Going back to posix_system()
, you should now be able to
understand this bit:
if (!getargs(args, "s", &command)) return NULL;
It returns NULL
(the error indicator for functions of this
kind) if an error is detected in the argument list, relying on the
exception set by getargs()
. Otherwise the string value of the
argument has been copied to the local variable command
- this
is in fact just a pointer assignment and you are not supposed to
modify the string to which it points.
If a function is called with multiple arguments, the argument list
(the argument args
) is turned into a tuple. If it is called
without arguments, args
is NULL
. getargs()
knows
about this; see later.
The next statement in posix_system()
is a call to the C library
function system()
, passing it the string we just got from
getargs()
:
sts = system(command);
Finally, posix.system()
must return a value: the integer status
returned by the C library system()
function.
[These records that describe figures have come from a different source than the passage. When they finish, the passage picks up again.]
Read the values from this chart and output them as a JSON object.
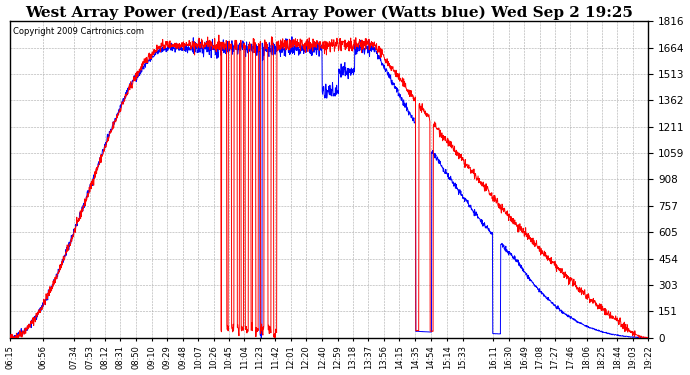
{
  "title": "West Array Power (red)/East Array Power (Watts blue) Wed Sep 2 19:25",
  "copyright": "Copyright 2009 Cartronics.com",
  "y_max": 1815.9,
  "y_ticks": [
    0.0,
    151.3,
    302.6,
    454.0,
    605.3,
    756.6,
    907.9,
    1059.3,
    1210.6,
    1361.9,
    1513.2,
    1664.5,
    1815.9
  ],
  "x_labels": [
    "06:15",
    "06:56",
    "07:34",
    "07:53",
    "08:12",
    "08:31",
    "08:50",
    "09:10",
    "09:29",
    "09:48",
    "10:07",
    "10:26",
    "10:45",
    "11:04",
    "11:23",
    "11:42",
    "12:01",
    "12:20",
    "12:40",
    "12:59",
    "13:18",
    "13:37",
    "13:56",
    "14:15",
    "14:35",
    "14:54",
    "15:14",
    "15:33",
    "16:11",
    "16:30",
    "16:49",
    "17:08",
    "17:27",
    "17:46",
    "18:06",
    "18:25",
    "18:44",
    "19:03",
    "19:22"
  ],
  "background_color": "#ffffff",
  "grid_color": "#aaaaaa",
  "red_color": "#ff0000",
  "blue_color": "#0000ff",
  "title_fontsize": 11,
  "figsize": [
    6.9,
    3.75
  ],
  "dpi": 100
}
This is done
using the function mkvalue()
, which is something like the
inverse of getargs()
: it takes a format string and a variable
number of C values and returns a new Python object.
return mkvalue("i", sts);
In this case, it returns an integer object (yes, even integers are
objects on the heap in Python!). More info on mkvalue()
is
given later.
If you had a function that returned no useful argument (a.k.a. a procedure), you would need this idiom:
INCREF(None); return None;
None
is a unique Python object representing `no value'. It
differs from NULL
, which means `error' in most contexts.